As I watched North Coast Repertory Theatre's The Honky Tonk Angels the other night, I was reminded of some of the shows at the defunct Theatre in Old Town--the glitzy, accessible, tourist-friendly revue- and cabaret-type pieces designed to keep San Diego's only for-profit venue afloat. Some of those entries were actually pretty watchable, like Too Old for the Chorus (But Not Too Old to Be a Star), a perky, tongue-in-cheek look at aging and ageism in our youth-obsessed culture. Angels busts the same moves, touts the same ambiance and seeks the same belly laughs from patrons in search of a little escapist fare. On that level, this San Diego premiere succeeds.
But, man, it has a hard time coming up for air. Only near the end, when the three principals have satisfied their wanderlust, does it quiet down and take stock of itself. Meantime, it's mired in its own bawdiness and flare, its feather-light story buried under crater-size smiles and childlike, screechy pleas for acceptance. This is North Coast's 26th season opener, after all; you are not leaving the theater, mister, unless and until you swear on a stack of Bibles you had fun--and we'll define the term.
Either way, enough's enough. The story's too simple to sustain the antics, and the antics defeat their purpose amid their unrefinement. That doesn't make this the worst show in the history of the universe--but it might be one of the most ingratiating.
Playwright Ted Swindley's done some fair due diligence in conceptualizing his people--they're diverse in their walks of life as they seek to fulfill their lifelong dreams of country-western stardom. Angela (Kelli Maguire) is a bored-to-tears mother of six from rural Texas; Darlene (Jenni-Lynn McMillin), a sensitive young Virginia maiden, is overwhelmed by her curiosity about the outside world; and Sue Ellen (Merideth Kaye Clark) is an L.A. transplant saddled with a humdrum office job and an oversexed boss. The gals meet on a bus to Nashville, and fate takes it from there.
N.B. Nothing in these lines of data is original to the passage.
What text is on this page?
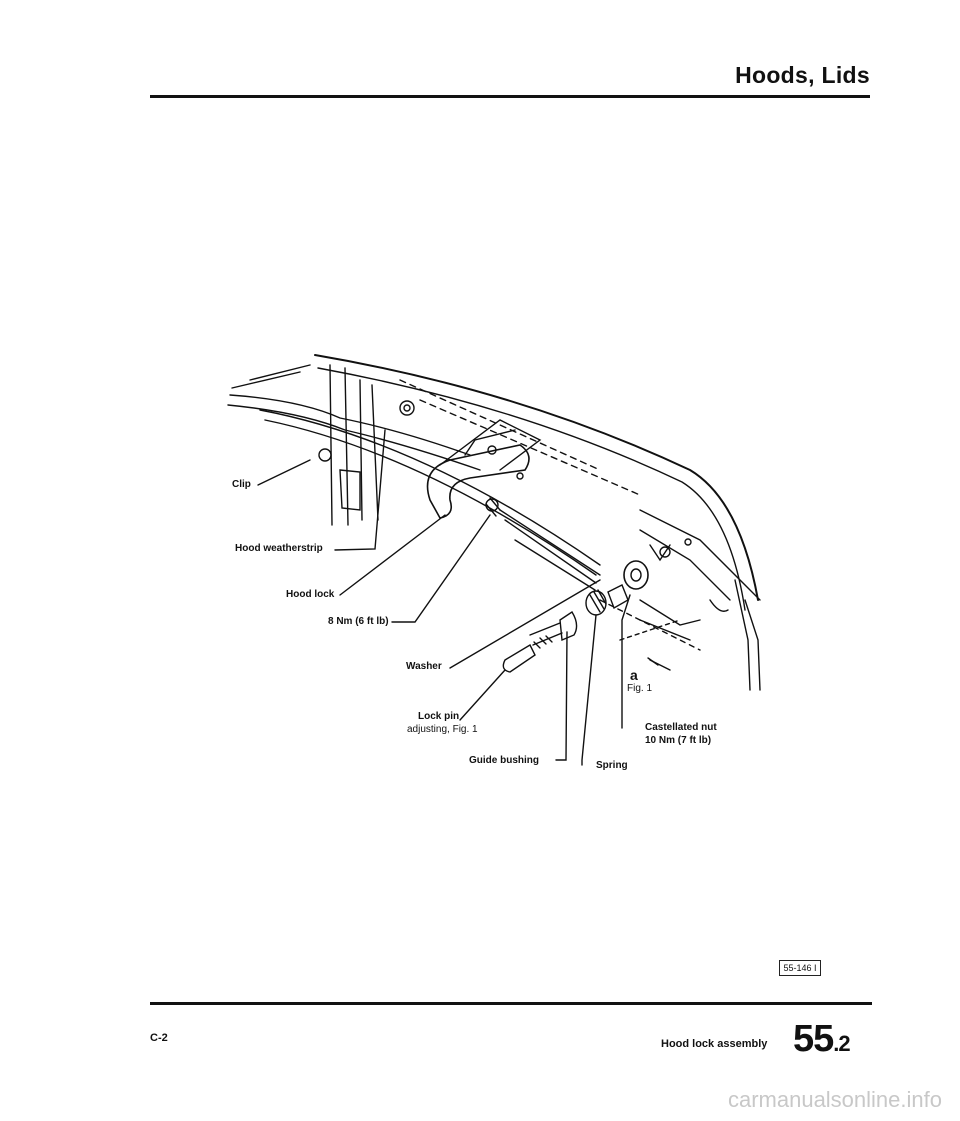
Hoods, Lids
Clip
Hood weatherstrip
Hood lock
8 Nm (6 ft lb)
Washer
Lock pin
adjusting, Fig. 1
Guide bushing	Spring
Castellated nut
10 Nm (7 ft lb)
Fig. 1
a
55-146 I
C-2	Hood lock assembly 55.2
carmanualsonline.info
The music, as you've guessed, is the driver behind it all. There are 32 country pieces here, many of them standards like 'Stand By Your Man' and 'Rocky Top,' sung in decent harmony and mediocre solo. W. Brent Sawyer directs a good five-piece band; one member is the focus of a cute bit as he hints at his thing for Michael Jackson. But it's a mystery why Swindley sticks Pam Tillis' 'Queen of Denial' and The Kentucky Headhunters' 'Trashy Women' in this play at all. Those tunes are products of today's hip, branded country scene, eons removed from the ballad-laden, muh-dawg-died-'n'-lef'-me-awl-alone fare of the last generation. They're appropriate for the plot, but they sure don't fit the set.
I think that that misstep is a product of Swindley's overeagerness to please. He's so caught up in his music choices that he forgets to color them with much of a story. Surely, director David Ellenstein knows this, and he's wisely cut his artistic losses by simply going with the flow (either that or he just doesn't grasp the show's concept). Think Theatre in Old Town, and you'll probably get something out of this. At the same time, note that there's not a single patron inside the Nashville bar at which the girls strut their stuff. That might tell you something as well.
This review is based on the opening-night performance of Sept. 8. The Honky Tonk Angels runs through Oct. 7 at North Coast Repertory Theatre, 987-D Lomas Santa Fe Drive, Solana Beach. $25-$43. 858-481-1055.
One dollar--one voice
Nothing's been signed, nothing's been sealed and nothing's even close to delivery. But North Coast Repertory Theatre is betting something will materialize on all three counts--and in light of a sweet lease prospect, it's got a big-time consensus to back itself up.
The theater's board has voted 20-0 to withdraw from Solana Beach's Cedros Crossing construction project, which would have included two new North Coast venues at a multi-use complex near the city's Amtrak station. The company's new campus will be built instead at the Solana Beach Plaza, its present Lomas Santa Fe Drive location--and San Diego-based American Assets, the mall's owner, has made a verbal pact to lease the land to the theater at an astronomical $1 a year for 55 years.
'They did this because of their commitment to theater and the arts and a better community,' North Coast producing artistic director David Ellenstein said. 'And now, we can build three stories, because we can build down, as opposed to on top of a parking garage. That means we can have a bigger trap and fly [space]. Essentially, we're going to have a superior facility than what we might have had at Cedros.'
Ellenstein projected the cost for the new venues at between $12 million and $25 million.
American Assets owns approximately 8 million square feet of office, retail and industrial property throughout California, Texas, Illinois and Hawaii.